Relationship to the other repos

  • spec holds the normative contract and the conformance vectors. Vectors are data, not code, so they ship with the spec, not here.
  • murmur-rs is the Rust reference implementation: the daemon (murmurd) and the bridge. The two implementations run the same vectors and verify each other.

Status

v1. The oracle runs the full conformance corpus: canonical CBOR encode and decode with rejection of non-canonical forms, SHA-256 content-addressing (including the meta-table closure fixed point), and the Ed25519 signing primitive over canonical claims. The schema interpretation layer sits above the codec, and the floor closure proves itself a fixed point in Go: each floor table parsed from its canonical artifact reproduces the hardcoded grammar.
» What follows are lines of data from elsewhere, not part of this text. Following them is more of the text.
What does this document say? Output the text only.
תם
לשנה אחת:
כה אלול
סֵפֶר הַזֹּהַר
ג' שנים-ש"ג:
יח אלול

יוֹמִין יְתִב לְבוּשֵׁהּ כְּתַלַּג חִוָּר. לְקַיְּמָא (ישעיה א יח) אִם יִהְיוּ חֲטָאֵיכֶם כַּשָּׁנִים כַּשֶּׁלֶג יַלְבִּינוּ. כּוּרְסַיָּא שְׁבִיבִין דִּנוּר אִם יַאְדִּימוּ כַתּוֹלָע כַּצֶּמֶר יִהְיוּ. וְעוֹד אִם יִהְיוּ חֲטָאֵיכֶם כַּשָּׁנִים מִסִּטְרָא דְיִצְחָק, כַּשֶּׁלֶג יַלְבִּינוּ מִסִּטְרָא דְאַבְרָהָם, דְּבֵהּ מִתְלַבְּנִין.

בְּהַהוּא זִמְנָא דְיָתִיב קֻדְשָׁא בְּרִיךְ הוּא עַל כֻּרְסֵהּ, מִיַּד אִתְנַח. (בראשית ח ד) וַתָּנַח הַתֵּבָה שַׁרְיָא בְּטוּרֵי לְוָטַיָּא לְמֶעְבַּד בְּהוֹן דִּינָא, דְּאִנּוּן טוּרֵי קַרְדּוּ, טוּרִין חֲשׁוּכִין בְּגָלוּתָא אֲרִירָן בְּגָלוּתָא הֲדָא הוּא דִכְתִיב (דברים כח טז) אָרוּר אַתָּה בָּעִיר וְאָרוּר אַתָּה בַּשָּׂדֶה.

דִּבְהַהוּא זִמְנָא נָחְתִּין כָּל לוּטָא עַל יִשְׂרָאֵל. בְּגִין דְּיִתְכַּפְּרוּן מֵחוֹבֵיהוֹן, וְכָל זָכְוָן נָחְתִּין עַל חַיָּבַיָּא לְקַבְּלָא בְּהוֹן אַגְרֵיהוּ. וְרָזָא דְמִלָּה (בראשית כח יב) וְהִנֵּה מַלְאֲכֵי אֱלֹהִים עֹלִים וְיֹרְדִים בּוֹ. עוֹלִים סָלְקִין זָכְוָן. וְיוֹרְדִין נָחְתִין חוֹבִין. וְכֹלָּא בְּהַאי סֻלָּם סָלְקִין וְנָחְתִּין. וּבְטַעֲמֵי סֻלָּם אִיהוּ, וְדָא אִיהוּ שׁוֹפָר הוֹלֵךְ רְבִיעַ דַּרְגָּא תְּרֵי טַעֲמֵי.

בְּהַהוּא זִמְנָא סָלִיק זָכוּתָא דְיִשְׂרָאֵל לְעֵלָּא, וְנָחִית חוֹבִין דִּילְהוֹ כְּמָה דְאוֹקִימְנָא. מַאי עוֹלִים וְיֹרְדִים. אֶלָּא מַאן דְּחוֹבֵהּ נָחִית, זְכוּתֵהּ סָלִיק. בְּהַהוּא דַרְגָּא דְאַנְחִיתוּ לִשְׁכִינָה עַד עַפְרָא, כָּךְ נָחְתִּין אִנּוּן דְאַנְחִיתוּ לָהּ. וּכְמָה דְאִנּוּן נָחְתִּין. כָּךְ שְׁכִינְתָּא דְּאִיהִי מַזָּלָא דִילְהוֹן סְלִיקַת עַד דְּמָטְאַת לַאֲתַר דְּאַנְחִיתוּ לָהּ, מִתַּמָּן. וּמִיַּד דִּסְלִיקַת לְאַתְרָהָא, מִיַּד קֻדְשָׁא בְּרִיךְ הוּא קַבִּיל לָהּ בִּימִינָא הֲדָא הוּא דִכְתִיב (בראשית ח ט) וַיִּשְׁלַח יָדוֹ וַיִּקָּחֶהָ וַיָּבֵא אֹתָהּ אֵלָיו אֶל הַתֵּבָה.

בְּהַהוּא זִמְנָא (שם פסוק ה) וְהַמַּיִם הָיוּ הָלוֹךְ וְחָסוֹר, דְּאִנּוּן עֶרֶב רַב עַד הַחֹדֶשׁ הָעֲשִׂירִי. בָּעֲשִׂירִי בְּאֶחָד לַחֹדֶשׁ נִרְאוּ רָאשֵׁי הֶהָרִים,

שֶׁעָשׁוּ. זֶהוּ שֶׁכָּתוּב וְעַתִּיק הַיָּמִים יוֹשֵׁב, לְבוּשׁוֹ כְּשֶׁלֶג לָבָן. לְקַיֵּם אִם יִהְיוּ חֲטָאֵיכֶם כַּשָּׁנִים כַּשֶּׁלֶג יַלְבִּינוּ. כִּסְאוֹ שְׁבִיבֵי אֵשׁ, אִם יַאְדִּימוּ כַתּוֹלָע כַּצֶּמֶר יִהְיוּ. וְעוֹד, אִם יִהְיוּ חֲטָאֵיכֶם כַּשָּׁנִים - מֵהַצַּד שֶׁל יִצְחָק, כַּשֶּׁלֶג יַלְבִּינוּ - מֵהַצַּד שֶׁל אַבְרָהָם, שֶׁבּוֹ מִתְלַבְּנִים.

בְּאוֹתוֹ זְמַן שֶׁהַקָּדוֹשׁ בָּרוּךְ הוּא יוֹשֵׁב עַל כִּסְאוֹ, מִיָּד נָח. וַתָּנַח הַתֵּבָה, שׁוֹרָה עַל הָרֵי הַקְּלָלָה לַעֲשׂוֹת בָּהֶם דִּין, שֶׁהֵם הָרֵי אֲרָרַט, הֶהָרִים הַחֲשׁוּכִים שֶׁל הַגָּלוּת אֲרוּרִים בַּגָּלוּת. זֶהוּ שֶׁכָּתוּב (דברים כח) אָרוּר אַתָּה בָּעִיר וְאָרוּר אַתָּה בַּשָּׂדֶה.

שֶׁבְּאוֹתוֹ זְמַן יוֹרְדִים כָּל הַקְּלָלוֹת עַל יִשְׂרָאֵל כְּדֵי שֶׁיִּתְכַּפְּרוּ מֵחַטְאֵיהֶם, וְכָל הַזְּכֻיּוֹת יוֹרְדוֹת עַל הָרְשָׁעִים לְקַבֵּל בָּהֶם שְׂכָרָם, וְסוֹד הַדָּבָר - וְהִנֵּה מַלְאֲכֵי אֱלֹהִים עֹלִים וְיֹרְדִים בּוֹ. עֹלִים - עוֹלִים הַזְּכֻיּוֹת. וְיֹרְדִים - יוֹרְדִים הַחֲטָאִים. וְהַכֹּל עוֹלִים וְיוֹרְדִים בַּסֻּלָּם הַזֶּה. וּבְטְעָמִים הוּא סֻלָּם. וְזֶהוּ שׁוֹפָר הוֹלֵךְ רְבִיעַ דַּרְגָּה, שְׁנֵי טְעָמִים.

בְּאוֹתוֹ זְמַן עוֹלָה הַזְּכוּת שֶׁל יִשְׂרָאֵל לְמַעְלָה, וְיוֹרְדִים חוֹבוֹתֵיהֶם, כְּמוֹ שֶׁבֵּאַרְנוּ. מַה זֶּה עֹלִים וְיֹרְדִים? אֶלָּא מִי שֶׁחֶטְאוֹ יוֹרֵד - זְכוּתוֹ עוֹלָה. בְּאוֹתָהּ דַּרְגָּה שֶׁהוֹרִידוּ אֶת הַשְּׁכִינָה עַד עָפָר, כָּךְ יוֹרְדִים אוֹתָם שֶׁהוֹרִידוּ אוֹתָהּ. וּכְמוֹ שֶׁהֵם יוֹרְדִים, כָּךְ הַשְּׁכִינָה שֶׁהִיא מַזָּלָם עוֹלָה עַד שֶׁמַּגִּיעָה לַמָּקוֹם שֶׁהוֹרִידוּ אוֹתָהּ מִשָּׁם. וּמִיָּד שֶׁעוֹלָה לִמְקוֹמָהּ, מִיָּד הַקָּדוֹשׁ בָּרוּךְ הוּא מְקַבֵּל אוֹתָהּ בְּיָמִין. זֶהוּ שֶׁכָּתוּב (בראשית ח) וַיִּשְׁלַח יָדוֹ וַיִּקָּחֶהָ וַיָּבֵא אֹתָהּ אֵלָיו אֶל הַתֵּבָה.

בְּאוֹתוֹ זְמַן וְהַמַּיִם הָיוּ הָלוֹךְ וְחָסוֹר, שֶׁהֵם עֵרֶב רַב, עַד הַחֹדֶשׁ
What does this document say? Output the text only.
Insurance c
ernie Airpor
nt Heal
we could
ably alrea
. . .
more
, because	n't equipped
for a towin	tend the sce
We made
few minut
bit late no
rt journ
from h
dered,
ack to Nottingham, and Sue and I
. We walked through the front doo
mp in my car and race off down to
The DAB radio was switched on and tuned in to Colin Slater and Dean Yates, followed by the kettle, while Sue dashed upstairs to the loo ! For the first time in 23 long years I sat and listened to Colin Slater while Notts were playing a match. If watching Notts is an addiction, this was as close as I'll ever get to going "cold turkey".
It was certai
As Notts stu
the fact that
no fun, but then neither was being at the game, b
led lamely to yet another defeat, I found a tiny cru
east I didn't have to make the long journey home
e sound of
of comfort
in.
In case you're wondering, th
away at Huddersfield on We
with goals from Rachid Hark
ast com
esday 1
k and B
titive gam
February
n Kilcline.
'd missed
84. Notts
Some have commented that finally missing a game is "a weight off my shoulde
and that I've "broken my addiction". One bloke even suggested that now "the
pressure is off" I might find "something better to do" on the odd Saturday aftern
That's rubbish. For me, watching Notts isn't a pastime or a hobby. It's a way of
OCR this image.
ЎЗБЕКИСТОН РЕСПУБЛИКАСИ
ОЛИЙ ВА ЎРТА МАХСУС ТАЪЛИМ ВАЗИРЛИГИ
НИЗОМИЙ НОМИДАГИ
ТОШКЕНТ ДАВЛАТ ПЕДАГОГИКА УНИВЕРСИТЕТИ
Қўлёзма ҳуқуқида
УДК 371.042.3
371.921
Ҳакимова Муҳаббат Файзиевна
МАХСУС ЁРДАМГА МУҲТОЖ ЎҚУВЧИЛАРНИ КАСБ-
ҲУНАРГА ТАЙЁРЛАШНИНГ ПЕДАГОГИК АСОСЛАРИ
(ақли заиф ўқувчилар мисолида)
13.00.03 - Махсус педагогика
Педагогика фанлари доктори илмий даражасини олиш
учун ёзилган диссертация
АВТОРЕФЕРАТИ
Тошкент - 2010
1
Deferred until their spec field tables or their counterpart implementation land:

  • Full-envelope and identifier verify, which wait on the envelope-header and identifier field tables.
  • The protocol artifact tables (envelope, grant, capability definition, and the rest), loaded with ParseFieldTable once the spec pins them, and the schema-level reject vectors that will pin the interpreter's refusal reasons.
  • The cross-test against murmur-rs (rust signs, go verifies, and the reverse), which waits on murmur-rs.

Layout

  • cbor is the owned canonical CBOR codec: the value model, encode, decode, and canonical enforcement. It is reused by the later authoring compiler, so it carries no oracle-specific coupling.
  • contentid is SHA-256 over canonical bytes.
  • envelope is the Ed25519 verify of the signing primitive, with a canonicality gate ahead of the signature check.
  • schema is the interpretation layer above cbor: it applies a field table to a structural value, binding integer wire keys to named typed fields, resolving ref fields by artifact-type code, and reading a two-element integer array as a decimal or rational where the schema says so. It follows the spec's "decode, then validate" split, so it does not enforce presence; an actor gates the fields its own action needs with Instance.Require. The floor closure (field-table, entry, type-descriptor) is held as the grammar a node is born knowing, and ParseFieldTable loads any other table from its canonical artifact.
  • conformance is the vector types, the tagged-JSON value parser, and the runner; conformance_test.go runs the corpus.

Build and test

go vet ./...
go test ./...

The vectors live in the sibling spec repo. go test defaults to ../../spec/vectors, relative to the conformance package, and honours MURMUR_VECTORS to point elsewhere (CI checks out spec separately and sets it). The module targets the Go 1.26 series.

Licence

Apache-2.0. See LICENSE. Contributions are sign-off only (DCO): commit with git commit -s.